Something like that. The project is in the attachment: LabVIEW 2025 Q1 v25.1.2f2 (saved as 2016) + Visual Studio 2022 v17.14.4. A 32-bit version is provided, but it is out of scope due to running out of memory.
06-07-2025 04:46 PM - edited 06-07-2025 04:48 PM
By the way, if array allocations are removed from the benchmarked area (for both LabVIEW and the DLL, keeping only the reordering), the results look much better.
Additionally, some minor optimizations can be made. For example, we can precompute offsets from the reorder array
for (int i = 0; i < rows; i++) offsets[i] = cols * reorder[i];
Then use these offsets in the reordering loop to save multiplications.

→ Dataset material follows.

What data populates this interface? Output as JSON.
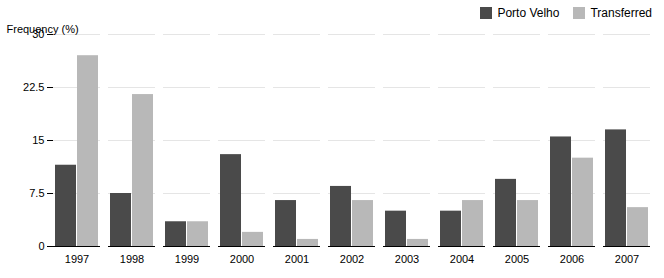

ThreadContext* ctx = (ThreadContext*)param;
int idx = ctx->start_col * ctx->rows;
int rows = ctx->rows;
int cols = ctx->cols;
uint16_t* src=ctx->src;
uint16_t *dst = ctx->dst + idx;
for (int i = ctx->start_col; i < ctx->end_col; i++) {
for (int j = 0; j < rows; j++) {
*dst++ = src[offsets[j] + i];
}
}
This is 8 threads i7-4940MX:
LabVIEW - 1,62 s; DLL - 680 ms.
And this is 64-threads Dual Xeon:
The best LabVIEW time here was 880 ms at 16 threads, but the DLL achieved 47.5 ms, which means a processing speed of more than 20 GB/s. This is a more or less expected result on that PC. And also interesting performance drop after 32 threads, but this is another story.
06-08-2025 12:31 AM - edited 06-08-2025 12:35 AM
And finally, just one more thing: from this point, it makes sense to use Intel VTune Profiler and check for hotspots. Just turn the benchmark into a simple app and run it — you will see immediately:
And inside of this function (cool thing is that we have source here):
Or in Assembly, if preferred:
The result is obvious. Rest time in LabVIEW, right here:
this is a copy of the destination to the output wire (not the fastest method, by the way).

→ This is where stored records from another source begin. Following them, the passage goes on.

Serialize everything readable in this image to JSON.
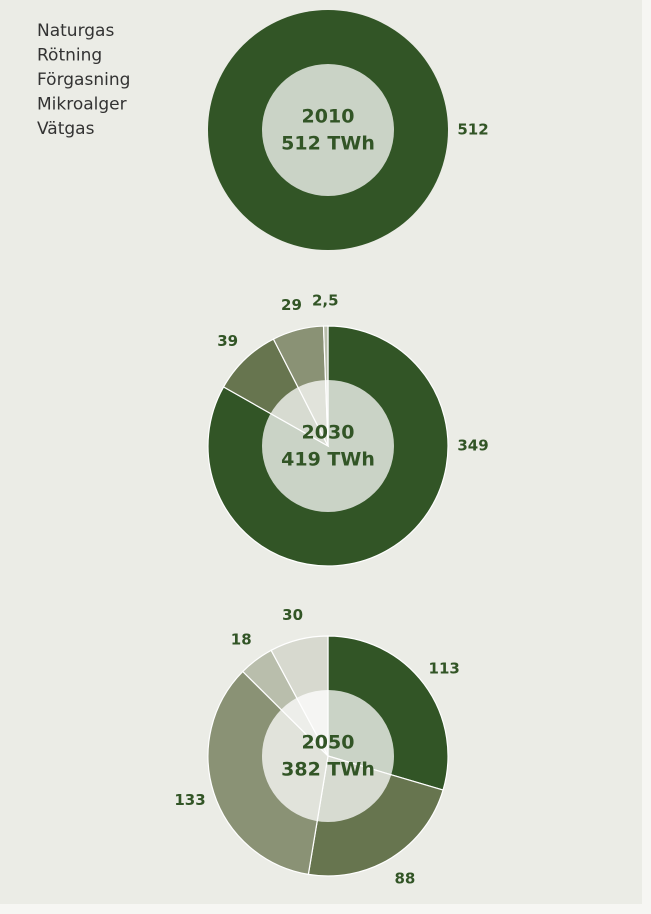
{
  "legend": {
    "names": [
      "Naturgas",
      "Rötning",
      "Förgasning",
      "Mikroalger",
      "Vätgas"
    ],
    "colors": [
      "#325526",
      "#67754f",
      "#8a9275",
      "#b9beac",
      "#d7d9cf"
    ]
  },
  "chart_data": [
    {
      "type": "pie",
      "title": "2010",
      "subtitle": "512 TWh",
      "values": [
        512
      ]
    },
    {
      "type": "pie",
      "title": "2030",
      "subtitle": "419 TWh",
      "values": [
        349,
        39,
        29,
        2.5
      ],
      "value_labels": [
        "349",
        "39",
        "29",
        "2,5"
      ]
    },
    {
      "type": "pie",
      "title": "2050",
      "subtitle": "382 TWh",
      "values": [
        113,
        88,
        133,
        18,
        30
      ]
    }
  ]
}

Some further optimizations are possible — for example, loop unrolling (Intel compiler can to that automatically), or maybe using AVX2 (though _mm256_i32gather_epi32
may give some boost, but you are working with U16, which is less ideal here). Anyway, squeezing out every next millisecond will get harder and harder. Usually, it only makes sense to do reasonable optimizations and not overdo it, otherwise, code maintenance will turn into hell.
06-09-2025 11:45 AM
Hi guys, thank you very much for the suggestions.

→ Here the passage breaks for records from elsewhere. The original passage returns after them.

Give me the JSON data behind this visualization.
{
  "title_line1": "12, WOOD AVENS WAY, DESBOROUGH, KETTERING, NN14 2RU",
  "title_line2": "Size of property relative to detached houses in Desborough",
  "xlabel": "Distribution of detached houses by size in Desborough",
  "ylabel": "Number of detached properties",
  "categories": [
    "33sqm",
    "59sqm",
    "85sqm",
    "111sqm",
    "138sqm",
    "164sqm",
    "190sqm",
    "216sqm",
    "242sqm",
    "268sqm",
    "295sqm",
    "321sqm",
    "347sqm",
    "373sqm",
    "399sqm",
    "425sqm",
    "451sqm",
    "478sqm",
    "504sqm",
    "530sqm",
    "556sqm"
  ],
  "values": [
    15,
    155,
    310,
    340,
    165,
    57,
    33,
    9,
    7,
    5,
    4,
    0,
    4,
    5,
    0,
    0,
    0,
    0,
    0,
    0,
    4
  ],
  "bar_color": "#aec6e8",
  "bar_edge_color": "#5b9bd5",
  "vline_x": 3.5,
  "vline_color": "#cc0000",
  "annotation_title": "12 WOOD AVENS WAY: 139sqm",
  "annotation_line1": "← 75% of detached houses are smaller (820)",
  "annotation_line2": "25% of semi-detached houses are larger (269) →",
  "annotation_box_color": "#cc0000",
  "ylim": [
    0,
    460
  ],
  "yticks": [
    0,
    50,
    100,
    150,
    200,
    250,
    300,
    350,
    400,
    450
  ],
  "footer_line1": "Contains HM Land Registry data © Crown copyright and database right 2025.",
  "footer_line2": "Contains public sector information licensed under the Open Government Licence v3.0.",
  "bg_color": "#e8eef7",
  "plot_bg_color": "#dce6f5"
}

I took the arrays out of the benchmarked frame and the processing time was about 1.8 sec. Disabling debugging got it to 1.3 sec, and parallelizing the outer loop with 8 instances got it down to 0.8 sec. This may be good enough for now... Parallelizing the inner loop actually raised the time to ~4.5 sec, so I'm not sure why I'm seeing the opposite of altenbach. I think I can continue with this for now, and if it becomes an issue I'll return to Andrey's very thorough DLL examples 🙂
06-09-2025 04:36 PM
@Gregory wrote:
, so I'm not sure why I'm seeing the opposite of altenbach. I think I can continue with this for now, and if it becomes an issue I'll return to Andrey's very thorough DLL examples 🙂
Must have been a fluke (no, not the instrument company!) on my side, because I can no longer reproduce it. 😄 But yes, parallelizing the outer loop gives me about a factor 3-4x faster. My laptop is set to "balanced" and I might be a factor of two between runs of the same code.